108. Remaja Yang Rumit



108. Remaja Yang Rumit

0Davira memainkan ujung sendok yang ada di dalam genggamannya. Mengabaikan Arka juga Rena yang tegas memberi tatapan mengarah tepat pada dirinya saat ini. Davira bergabung bersama mereka siang ini, sebab Arka yang menarik tubuhnya untuk masuk ke dalam kantin sekolah. Bukan tanpa sebab dan alasan yang tak jelas, Arka melakukan itu sebab Davira terlihat sedikit lain siang ini. Gadis itu mungkin bisa menipu semua orang yang ada di sekitarnya.

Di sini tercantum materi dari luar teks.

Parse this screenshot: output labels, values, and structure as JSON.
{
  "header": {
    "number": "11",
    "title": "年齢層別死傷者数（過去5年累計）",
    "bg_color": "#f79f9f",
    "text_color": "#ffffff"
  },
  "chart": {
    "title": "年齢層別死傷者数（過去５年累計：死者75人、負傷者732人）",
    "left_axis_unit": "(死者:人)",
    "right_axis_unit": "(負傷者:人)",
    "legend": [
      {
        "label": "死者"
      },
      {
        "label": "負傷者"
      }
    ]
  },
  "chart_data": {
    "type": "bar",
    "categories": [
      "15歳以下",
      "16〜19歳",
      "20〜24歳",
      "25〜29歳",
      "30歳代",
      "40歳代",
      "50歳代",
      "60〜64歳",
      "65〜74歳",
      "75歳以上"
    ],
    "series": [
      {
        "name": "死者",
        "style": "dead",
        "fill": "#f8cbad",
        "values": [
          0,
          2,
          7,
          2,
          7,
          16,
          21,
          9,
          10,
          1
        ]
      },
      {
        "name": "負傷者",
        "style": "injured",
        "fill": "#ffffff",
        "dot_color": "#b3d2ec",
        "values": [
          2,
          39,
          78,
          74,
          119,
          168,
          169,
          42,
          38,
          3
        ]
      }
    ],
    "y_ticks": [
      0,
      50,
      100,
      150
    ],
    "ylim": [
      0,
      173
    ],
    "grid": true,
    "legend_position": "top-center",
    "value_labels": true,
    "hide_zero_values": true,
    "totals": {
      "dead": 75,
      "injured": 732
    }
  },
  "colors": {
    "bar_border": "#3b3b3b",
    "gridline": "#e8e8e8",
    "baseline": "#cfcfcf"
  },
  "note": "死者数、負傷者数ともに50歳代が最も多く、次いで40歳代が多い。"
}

Menjadi seperti layaknya orang yang baik-baik saja tanpa ada luka dan duka yang dirasa oleh gadis bersurai pekat dengan ujung sedikit ikal itu. Akan tetapi untuk Arka? Ia adalah sahabat baik yang tumbuh dewasa bersama Davira Faranisa. Bahkan hanya dengan sekilas pandang saja remaja itu bisa menebak dengan benar bagaimana perasaan sahabatnya saat ini.     
0

Gundah.     

Gulana.     

Resah.     

Gelisah.     

Semua kata itu ada di dalam diri sang sahabat. Entah sebab apa, Arka akan segera mencari tahunya.     

"Makan baksonya, gue yang traktir." Arka menyela. Menuntun jari jemari Davira untuk melakukan hal yang benar siang ini. Rena yang duduk di sisi Arka menyenggol bahu remaja itu dengan tegas. Membuat tatapan remaja itu teralih padanya.     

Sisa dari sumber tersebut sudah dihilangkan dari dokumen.